At this final stop on the continuum, Whore with a capital W, women are once again untouchable. This time, however, it’s not because they’re viewed as superior and heavenly. The Whore is untouchable because she is depraved, and any who touch her bring shame and disgust upon themselves. The Whore is detached from society, like the Madonna, but she is ostracized and lacks dignity and safety. She is subject to beatings, assault, death and debasement because she is no longer worthy of admiration. All the while, men will still pursue her as a sexual object. She will still be stared at and touched and her assailants will (for the most part) go unpunished. For her, there is no winning, only a game of survival.

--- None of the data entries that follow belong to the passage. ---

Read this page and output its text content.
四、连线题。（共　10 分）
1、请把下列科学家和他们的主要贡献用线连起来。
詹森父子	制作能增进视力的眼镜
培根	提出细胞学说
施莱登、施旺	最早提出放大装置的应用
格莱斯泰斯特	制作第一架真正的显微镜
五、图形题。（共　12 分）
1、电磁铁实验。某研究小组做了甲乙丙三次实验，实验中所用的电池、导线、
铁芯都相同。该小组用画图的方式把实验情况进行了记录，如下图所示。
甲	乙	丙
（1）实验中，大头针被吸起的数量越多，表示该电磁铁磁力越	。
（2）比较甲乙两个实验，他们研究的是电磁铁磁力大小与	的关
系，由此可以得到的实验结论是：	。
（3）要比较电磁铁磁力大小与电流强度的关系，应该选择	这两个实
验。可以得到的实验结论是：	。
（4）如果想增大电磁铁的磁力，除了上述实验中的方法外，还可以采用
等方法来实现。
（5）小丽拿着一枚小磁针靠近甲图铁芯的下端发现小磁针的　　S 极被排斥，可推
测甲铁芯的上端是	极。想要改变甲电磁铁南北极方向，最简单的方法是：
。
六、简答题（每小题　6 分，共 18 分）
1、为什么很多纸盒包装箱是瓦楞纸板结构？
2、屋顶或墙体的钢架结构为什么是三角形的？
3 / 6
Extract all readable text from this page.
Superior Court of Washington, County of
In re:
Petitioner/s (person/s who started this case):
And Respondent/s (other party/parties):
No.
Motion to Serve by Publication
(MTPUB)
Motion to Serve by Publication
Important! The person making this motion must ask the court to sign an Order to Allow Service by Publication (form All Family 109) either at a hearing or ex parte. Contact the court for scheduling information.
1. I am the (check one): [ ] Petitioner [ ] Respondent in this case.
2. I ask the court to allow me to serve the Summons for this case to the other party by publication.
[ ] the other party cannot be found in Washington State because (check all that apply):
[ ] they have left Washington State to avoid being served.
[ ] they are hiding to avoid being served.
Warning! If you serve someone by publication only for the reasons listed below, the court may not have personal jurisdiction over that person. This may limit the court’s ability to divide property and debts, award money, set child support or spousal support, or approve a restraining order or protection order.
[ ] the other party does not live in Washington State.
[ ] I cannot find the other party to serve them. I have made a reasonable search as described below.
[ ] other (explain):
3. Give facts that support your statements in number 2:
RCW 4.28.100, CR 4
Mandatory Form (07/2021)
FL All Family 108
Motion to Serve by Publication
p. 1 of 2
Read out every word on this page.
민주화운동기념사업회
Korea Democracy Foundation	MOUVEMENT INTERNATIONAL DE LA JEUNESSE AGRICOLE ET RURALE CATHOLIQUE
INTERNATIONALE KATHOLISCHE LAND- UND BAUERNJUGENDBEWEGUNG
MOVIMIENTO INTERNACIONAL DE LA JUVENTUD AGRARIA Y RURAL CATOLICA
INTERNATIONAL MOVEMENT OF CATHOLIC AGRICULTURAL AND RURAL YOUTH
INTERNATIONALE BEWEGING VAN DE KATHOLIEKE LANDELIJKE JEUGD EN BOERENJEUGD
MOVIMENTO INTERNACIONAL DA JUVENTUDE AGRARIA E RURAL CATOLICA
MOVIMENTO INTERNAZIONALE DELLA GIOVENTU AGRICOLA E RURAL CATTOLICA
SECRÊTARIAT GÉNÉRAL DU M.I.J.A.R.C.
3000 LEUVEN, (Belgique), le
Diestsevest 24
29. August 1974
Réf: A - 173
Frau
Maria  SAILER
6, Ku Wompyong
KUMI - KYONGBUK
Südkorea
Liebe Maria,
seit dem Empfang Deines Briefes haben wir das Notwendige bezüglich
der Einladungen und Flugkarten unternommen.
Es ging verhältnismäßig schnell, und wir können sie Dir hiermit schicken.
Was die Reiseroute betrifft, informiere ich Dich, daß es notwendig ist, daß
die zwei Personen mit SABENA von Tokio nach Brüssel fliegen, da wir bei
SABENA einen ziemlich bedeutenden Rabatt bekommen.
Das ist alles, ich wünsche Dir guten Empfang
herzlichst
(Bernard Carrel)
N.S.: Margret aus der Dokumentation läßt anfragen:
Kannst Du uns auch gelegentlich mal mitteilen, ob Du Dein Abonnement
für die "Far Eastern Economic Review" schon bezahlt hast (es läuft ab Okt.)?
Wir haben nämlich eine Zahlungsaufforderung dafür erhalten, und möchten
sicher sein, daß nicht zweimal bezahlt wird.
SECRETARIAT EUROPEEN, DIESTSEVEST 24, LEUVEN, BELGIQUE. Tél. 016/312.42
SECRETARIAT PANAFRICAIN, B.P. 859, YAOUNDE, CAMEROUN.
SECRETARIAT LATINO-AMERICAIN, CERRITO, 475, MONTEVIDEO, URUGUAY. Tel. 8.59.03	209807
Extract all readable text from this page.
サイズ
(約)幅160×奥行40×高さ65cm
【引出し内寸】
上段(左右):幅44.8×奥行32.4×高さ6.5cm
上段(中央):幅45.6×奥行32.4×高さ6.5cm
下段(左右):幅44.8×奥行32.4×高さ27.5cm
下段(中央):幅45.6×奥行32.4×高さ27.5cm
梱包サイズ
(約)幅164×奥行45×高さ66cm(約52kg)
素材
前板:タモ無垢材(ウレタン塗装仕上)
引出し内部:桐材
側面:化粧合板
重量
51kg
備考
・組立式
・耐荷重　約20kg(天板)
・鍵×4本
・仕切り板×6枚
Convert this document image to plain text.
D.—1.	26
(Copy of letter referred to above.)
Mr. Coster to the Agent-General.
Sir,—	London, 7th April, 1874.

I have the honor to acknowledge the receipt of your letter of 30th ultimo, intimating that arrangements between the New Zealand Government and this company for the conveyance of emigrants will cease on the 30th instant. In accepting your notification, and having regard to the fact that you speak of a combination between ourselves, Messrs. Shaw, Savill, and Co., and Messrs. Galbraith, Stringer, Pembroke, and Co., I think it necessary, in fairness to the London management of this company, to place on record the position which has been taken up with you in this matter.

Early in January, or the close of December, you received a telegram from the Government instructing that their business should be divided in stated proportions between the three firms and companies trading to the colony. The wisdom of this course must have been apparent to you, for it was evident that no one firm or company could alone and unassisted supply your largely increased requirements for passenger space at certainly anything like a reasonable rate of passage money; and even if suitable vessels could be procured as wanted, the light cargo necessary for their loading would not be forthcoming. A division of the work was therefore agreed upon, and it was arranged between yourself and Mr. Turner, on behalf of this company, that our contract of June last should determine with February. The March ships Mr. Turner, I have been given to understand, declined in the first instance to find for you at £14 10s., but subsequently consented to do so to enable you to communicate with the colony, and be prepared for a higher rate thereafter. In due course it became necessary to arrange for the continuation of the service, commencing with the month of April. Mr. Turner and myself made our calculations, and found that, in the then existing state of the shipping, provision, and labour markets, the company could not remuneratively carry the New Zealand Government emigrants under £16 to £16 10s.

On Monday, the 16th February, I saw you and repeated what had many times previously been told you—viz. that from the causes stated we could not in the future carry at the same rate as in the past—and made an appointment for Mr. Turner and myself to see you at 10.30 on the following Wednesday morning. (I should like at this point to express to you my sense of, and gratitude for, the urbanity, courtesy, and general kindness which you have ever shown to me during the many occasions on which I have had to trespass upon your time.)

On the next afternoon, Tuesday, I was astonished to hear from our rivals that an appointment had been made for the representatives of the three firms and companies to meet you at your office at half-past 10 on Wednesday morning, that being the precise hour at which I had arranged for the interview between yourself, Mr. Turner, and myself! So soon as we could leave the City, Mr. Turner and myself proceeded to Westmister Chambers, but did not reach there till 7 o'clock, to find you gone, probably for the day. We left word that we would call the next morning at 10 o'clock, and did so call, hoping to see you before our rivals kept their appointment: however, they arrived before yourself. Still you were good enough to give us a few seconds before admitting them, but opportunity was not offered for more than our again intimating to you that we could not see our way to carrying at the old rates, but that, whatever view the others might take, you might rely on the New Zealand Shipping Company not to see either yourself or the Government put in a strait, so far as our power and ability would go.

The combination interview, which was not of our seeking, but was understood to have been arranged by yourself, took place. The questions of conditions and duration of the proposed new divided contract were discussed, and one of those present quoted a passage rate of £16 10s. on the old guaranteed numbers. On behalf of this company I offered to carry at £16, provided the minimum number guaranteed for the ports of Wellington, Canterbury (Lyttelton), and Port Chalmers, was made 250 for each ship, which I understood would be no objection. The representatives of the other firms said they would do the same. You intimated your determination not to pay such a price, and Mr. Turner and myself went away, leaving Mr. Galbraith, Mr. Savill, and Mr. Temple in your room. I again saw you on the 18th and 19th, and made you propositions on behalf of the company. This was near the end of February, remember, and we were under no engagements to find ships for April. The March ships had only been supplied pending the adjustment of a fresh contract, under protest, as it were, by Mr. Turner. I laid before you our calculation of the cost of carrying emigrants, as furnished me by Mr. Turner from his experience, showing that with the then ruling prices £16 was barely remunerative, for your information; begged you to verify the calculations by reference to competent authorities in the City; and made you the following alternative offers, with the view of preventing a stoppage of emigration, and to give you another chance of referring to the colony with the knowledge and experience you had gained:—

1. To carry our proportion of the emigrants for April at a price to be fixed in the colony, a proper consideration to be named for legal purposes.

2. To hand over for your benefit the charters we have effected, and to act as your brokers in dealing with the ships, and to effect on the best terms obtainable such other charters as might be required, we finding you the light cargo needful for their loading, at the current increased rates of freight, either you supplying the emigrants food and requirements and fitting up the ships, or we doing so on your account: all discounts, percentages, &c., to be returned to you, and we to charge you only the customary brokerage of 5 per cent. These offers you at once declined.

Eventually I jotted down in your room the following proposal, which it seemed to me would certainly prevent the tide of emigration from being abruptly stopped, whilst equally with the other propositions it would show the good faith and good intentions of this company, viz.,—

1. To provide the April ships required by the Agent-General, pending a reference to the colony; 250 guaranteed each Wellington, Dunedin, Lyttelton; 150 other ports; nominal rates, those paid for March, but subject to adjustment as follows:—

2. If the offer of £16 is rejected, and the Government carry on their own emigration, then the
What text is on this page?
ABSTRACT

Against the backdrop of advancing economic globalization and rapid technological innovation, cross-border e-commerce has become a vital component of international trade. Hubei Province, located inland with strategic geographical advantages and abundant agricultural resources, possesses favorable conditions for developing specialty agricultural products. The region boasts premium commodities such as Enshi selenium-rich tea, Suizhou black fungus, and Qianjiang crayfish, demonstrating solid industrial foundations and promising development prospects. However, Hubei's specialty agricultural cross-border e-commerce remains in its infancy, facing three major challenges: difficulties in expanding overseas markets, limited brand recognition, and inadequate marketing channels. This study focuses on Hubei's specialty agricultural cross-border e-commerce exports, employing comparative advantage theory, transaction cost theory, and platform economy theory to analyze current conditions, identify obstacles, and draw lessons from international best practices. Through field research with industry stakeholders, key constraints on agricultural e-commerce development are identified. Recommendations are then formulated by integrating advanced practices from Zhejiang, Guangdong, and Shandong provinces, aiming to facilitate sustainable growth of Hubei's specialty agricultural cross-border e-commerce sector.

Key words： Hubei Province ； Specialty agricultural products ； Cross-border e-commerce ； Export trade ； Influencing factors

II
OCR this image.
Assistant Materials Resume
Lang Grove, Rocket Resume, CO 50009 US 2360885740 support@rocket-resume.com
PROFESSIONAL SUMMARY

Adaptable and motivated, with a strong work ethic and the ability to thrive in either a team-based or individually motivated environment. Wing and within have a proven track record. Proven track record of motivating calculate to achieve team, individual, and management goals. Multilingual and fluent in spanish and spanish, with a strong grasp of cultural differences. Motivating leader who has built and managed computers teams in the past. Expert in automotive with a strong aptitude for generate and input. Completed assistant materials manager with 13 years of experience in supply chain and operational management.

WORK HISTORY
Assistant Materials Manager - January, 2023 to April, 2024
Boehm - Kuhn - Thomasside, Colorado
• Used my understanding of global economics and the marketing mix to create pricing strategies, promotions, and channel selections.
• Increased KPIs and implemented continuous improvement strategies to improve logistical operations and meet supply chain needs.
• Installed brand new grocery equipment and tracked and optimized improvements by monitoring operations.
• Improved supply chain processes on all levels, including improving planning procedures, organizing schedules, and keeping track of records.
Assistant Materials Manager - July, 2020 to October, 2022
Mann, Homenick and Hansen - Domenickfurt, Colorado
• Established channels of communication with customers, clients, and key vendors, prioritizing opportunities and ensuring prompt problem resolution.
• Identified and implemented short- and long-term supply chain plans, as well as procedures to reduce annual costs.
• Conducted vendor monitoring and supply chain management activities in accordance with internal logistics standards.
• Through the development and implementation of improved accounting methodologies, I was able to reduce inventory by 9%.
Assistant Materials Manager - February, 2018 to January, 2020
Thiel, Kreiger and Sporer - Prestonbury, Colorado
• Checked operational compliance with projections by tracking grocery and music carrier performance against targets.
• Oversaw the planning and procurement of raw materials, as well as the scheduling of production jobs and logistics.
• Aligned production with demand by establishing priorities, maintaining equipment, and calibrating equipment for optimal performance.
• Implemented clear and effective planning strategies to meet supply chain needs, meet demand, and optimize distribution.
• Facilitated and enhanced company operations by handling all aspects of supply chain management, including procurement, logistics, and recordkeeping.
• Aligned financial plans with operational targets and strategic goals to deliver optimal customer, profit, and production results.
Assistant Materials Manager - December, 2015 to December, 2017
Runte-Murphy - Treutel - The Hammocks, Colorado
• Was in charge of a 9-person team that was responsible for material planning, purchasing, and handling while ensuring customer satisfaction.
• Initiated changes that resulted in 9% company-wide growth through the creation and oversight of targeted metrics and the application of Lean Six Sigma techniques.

“It’s kind of a double-edged sword, isn’t it?…Well, if you say you haven’t, you’re a prude. If you say you have, you’re a slut. It’s a trap.” – Allison Reynolds, The Breakfast Club
If both the Madonna and the Whore are viewed as unhuman, be that superhuman or subhuman, then there really is no winning for women under the Madonna-Whore Complex. Being maternal, nurturing and “pure” means cutting off parts of your humanity so that men may place you on a pedestal and then refuse to ever let you down. If you go the other way and choose to openly pursue your desires, to have any hint of a sex drive, or even think about telling a man you’re attracted to him (consent is scary to men I guess), then you may as well sign off any hope for respect or affection. Perfect or worthless, kind or hot, capable of doing no wrong or not worth pursuing. There is no nuance; women are forced into these dichotomies and quickly defined by their relation to the figures of Madonna and Whore. Meanwhile, trying to find a way out and exhibiting traits of both just means being a reverse Hannah Montana and getting the worst of both worlds.
The solution, then, is to just stop caring. Women should express their desires as well as their reservations to whatever extent they please regardless of whether or not they will be labeled the Madonna or the Whore. Through this refusal, the game shifts back towards men and makes them responsible for overcoming their inability to simultaneously respect and be attracted to women. Redefining one’s own terms of womanhood reestablishes the human aspect of women both inside and outside literature.